У меня же было странное моральное состояние: огромный подъем душевных сил — и отсутствие всякой радости. Уехать на три года. Три года — срок немыслимый, и я, как могла, старалась об этом не думать. Поездка за тридевять земель представлялась чем-то данным и фатальным, от чего невозможно было отступиться.
Вторым «но», хотя и незначительным, было то, что я, дипломированный юрист и старший референт МВТ, ехала на работу в роли почти переводчика, тогда как толстый, прыщеватый Толя Манёнок, окончивший экономический факультет ИВТ годом позже меня, направлялся туда чуть ли не старшим экономистом. Ничего не поделать. Ждать более удобного случая не хватало терпения. Сработал «дух немедленного действия».

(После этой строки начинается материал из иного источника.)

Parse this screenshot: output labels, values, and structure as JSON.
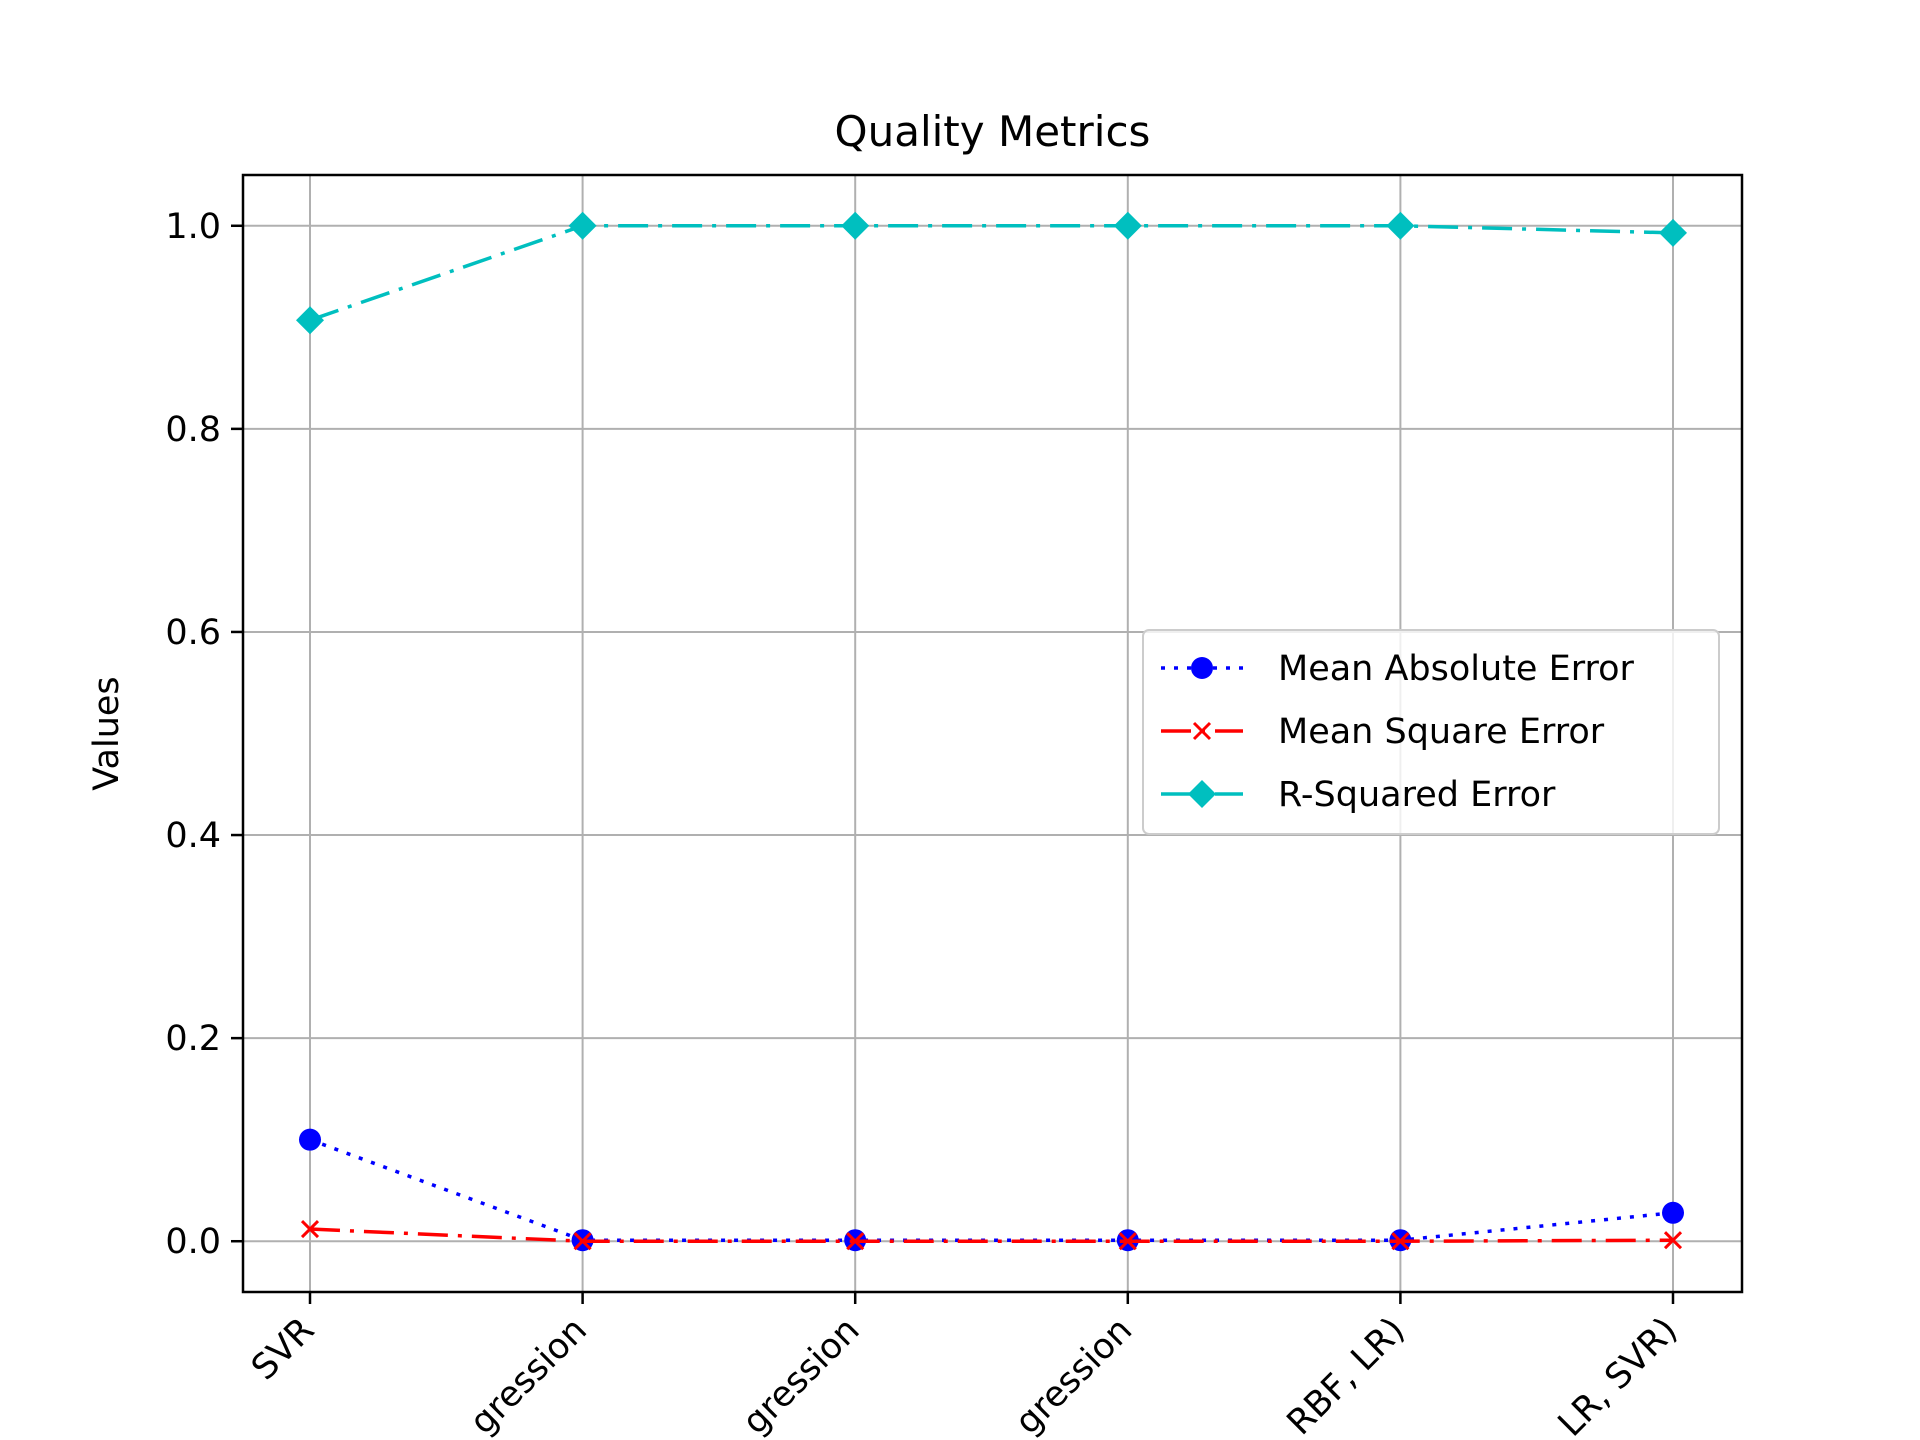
{
  "chart_data": {
    "type": "line",
    "title": "Quality Metrics",
    "xlabel": "",
    "ylabel": "Values",
    "categories": [
      "SVR",
      "gression",
      "gression",
      "gression",
      "RBF, LR)",
      "LR, SVR)"
    ],
    "ylim": [
      -0.05,
      1.05
    ],
    "yticks": [
      0.0,
      0.2,
      0.4,
      0.6,
      0.8,
      1.0
    ],
    "ytick_labels": [
      "0.0",
      "0.2",
      "0.4",
      "0.6",
      "0.8",
      "1.0"
    ],
    "grid": true,
    "legend_position": "center-right",
    "series": [
      {
        "name": "Mean Absolute Error",
        "color": "#0000ff",
        "linestyle": "dotted",
        "marker": "circle",
        "values": [
          0.1,
          0.001,
          0.001,
          0.001,
          0.001,
          0.028
        ]
      },
      {
        "name": "Mean Square Error",
        "color": "#ff0000",
        "linestyle": "dashdot",
        "marker": "x",
        "values": [
          0.012,
          0.0,
          0.0,
          0.0,
          0.0,
          0.001
        ]
      },
      {
        "name": "R-Squared Error",
        "color": "#00bfbf",
        "linestyle": "dashdot",
        "marker": "diamond",
        "values": [
          0.907,
          1.0,
          1.0,
          1.0,
          1.0,
          0.993
        ]
      }
    ]
  }
}
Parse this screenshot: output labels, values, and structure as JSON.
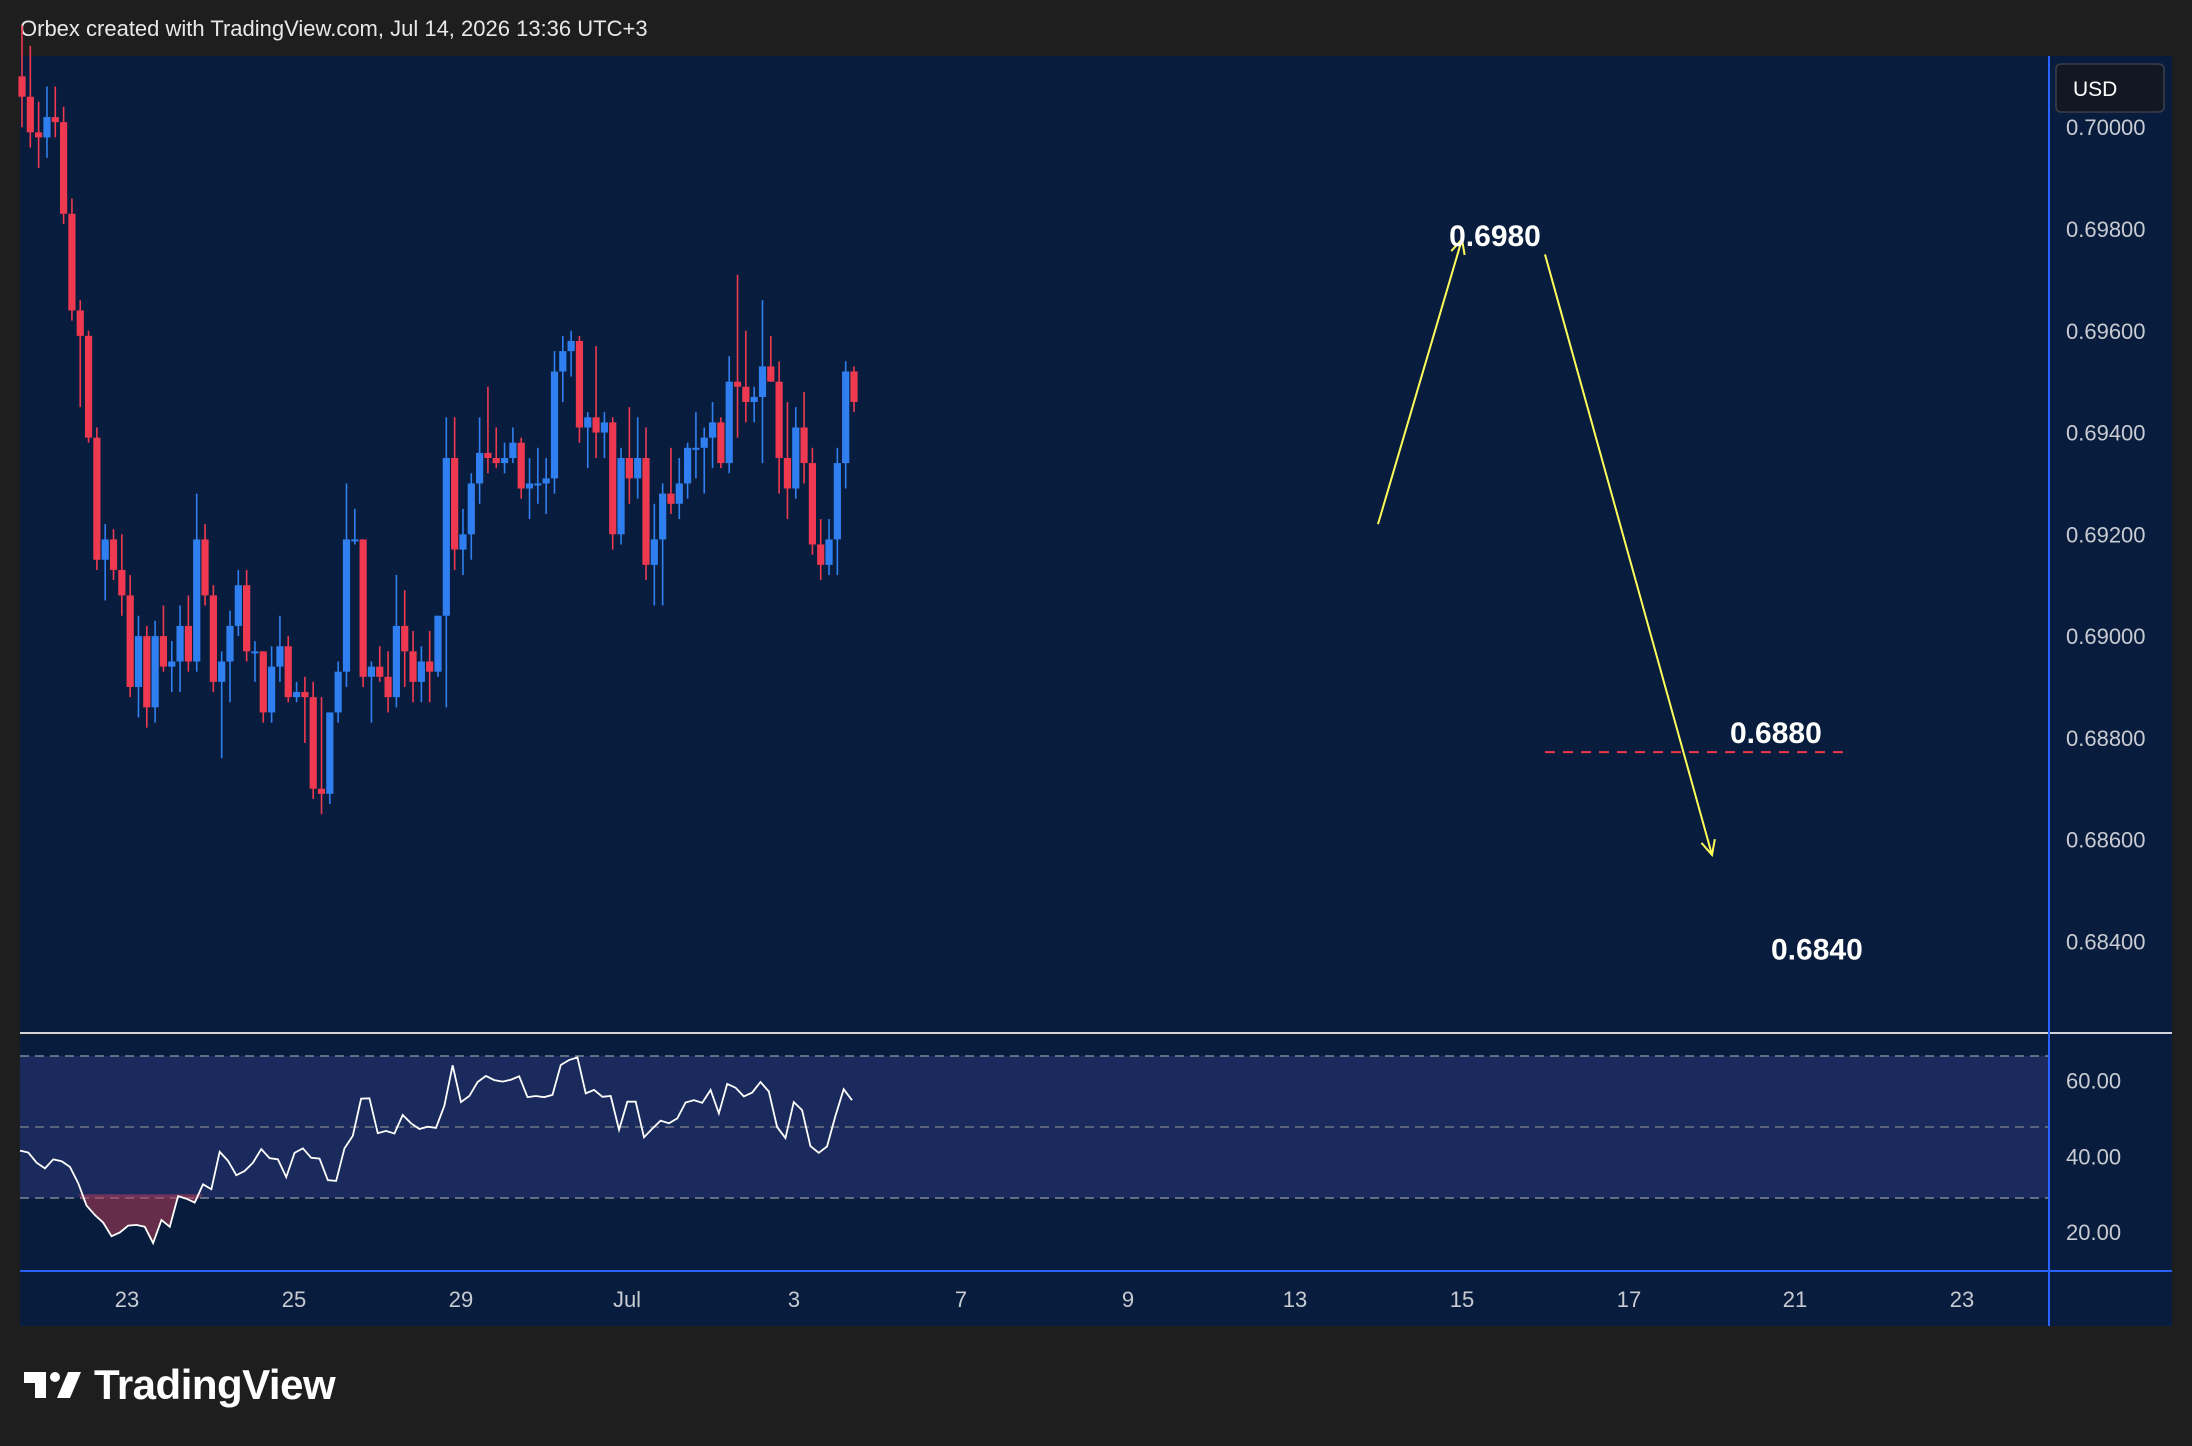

Но — три года! Это убивало радость.
Накануне отъезда, словно внушая друг другу, что поездка в неведомую Аргентину куда-то по ту сторону Атлантического океана — дело самое обыкновенное, мы с мамой пошли в кинотеатр «Колизей» у Чистых прудов на какой-то комический трофейный кинофильм с Марикой Рёкк в главной роли.
Возвращаясь домой пешком по Покровке, мы болтали о разной ерунде, но на сердце у меня уже прочно залег тяжелый камень. Тем не менее нечто подобное надо было пережить, и мы обе это понимали, призывая на помощь тривиальную истину: мол, дети должны вылетать из гнезда…
Сергеев остался где-то позади, в тумане новых забот, хотя его доля в принятии этого моего решения была немалая. И продолжение все же последует…
Мама мужественно довезла меня на такси до аэропорта. Объявлен рейс Москва — Прага. Никаких слез и долгих прощаний. Она только перекрестила меня: «Все будет хорошо», — и дала с собой маленькую иконку Владимирской Богоматери, ту самую, которую бабушка Неонила Тимофеевна дала ей, Лиде Березовской, когда дочь уезжала в Москву. На переломе судьбы.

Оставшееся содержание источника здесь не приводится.